The human voice is our most useful and persuasive communications tool - we use it to express our hopes and fears, love and hate, joys and sorrows.
For most of our civilised existence, we were only able to do that with people in the same room, street or locality.
These are the most natural forms of communication - the ones that formed the building blocks for everything that followed.

The most basic way in which we communicate is in how we look and how we behave. These are instincts programmed into us as animals and that we call 'body language.'
Non-verbal communication is at the same time both subtle and very powerful. How we stand or sit, our expressions and gestures, the scents we emit - all communicate our feelings to other people in an unspoken way.
We can communicate desire, dislike, rage, joy, fear, confidence, and many other basic emotions.
We may not realise we are sending out these body signals - and others may not recognise them consciously. But behind the scenes and under the surface, the unspoken background 'chemistry' of body language plays a major role in how we relate to others and how they see us.

Learning to talk is one of the things we do by instinct - and with a little help from our parents. Latest studies suggest that babies learn the basic sounds that make up their language by the age of six months - long before they say their first words.
Newborn children speak a universal language - they can learn any language and can distinguish all of the different sounds we speak. But adults are language specialists - exclusive exposure to their native tongue makes it difficult for them to speak other languages. That's why Japanese infants can hear the difference between the English sounds 'la' and 'ra,' but Japanese adults can't.
Experiments have shown how important is the language tutoring role of parents. By talking 'motherese', distinguished by a high pitch, exaggerated intonation and clear pronunciation, parents help their babies learn the phonetic vowel and consonant sounds that are the building blocks of any language. So even if a mother looks a bit odd saying 'Goo goo gah gah' to her baby, she's actually starting the process of education!

Early systems of writing used drawn symbols to represent whole words or ideas. There might be one symbol meaning 'sun' and another meaning 'moon' for instance.
These writing forms are called 'pictographic' or 'ideographic' and include the cuneiforms of the ancient Babylonians and Assyrians, Egyptian hieroglyphs, the written symbols still used in the Chinese and Japanese languages and Mayan picture writing.
Although effective, systems like this are very cumbersome, needing thousands of different symbols to convey full meaning.

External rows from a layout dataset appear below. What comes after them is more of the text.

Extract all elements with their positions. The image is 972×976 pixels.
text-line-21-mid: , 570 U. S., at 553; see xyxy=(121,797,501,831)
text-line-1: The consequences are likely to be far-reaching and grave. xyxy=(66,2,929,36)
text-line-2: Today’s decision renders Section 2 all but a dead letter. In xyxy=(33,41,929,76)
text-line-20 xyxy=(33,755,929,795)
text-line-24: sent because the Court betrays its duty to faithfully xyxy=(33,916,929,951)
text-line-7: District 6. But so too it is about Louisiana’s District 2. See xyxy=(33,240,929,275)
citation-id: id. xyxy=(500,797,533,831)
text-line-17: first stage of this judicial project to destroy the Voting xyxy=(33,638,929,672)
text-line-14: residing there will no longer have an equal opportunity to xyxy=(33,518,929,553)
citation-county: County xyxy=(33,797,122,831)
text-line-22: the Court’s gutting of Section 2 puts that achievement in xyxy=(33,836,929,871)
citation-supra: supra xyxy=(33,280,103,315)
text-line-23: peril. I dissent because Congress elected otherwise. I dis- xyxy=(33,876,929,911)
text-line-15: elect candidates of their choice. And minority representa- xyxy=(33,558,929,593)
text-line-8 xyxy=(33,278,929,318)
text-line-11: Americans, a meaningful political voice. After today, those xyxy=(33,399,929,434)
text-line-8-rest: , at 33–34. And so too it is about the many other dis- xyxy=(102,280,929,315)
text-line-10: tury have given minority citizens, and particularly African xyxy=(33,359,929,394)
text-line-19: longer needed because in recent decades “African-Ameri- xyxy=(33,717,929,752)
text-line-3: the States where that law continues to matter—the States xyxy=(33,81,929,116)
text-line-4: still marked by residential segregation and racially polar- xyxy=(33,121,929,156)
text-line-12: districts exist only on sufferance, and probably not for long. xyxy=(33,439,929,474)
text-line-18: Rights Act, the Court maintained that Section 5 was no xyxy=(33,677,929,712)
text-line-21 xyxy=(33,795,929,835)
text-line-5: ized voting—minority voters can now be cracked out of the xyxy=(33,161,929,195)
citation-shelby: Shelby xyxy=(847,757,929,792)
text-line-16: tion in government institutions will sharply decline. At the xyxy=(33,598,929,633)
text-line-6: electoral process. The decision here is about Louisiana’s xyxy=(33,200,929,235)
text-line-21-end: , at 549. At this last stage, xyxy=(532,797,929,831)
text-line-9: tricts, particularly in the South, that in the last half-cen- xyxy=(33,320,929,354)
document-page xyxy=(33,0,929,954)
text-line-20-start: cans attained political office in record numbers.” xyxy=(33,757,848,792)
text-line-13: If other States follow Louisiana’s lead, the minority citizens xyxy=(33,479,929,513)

Around 3000 BC the Egyptians were using hieroglyphics - forms that are a cross between letters and symbols to represent different words. This is also known as 'logo-syllabic' writing. Similar systems developed later in the Aegean, in Anatolia (modern Turkey), in India and in China.
From these logo-syllabic systems, other peoples borrowed the basic forms to produce semi-alphabetic writing - a form for every component syllable in the language ('ba', 'ca', 'da' etc.)
The Greeks borrowed their writing system from the Phoenicians - and took the final step of separating the consonants from the vowels and writing each separately, arriving at the full alphabet around 800 BC.
The Romans later borrowed this alphabet in turn, adapted it into Latin - which then provided the basic alphabet for European civilisation.

How did we first learn to talk? How did we learn to organise the way we talked into a language?
These are fundamental issues - but there are still more questions than answers.
For example one theory - stating that language began as a way of warning fellow hunters of danger - runs against another - that it was women who evolved language when they were working together 'at home'.
When was language first developed? Some think it was about a million years ago, along with the bigger brain of homo erectus. Others consider it was only about 100,000 years ago, once big-brained homo sapiens had developed the vocal tracts that allowed them to speak.
One problem affects both theories - the part of our brain that controls speech is different from the one that controls the screeches and grunts of apes. In fact, it is just as likely that organised speech evolved out of sign language.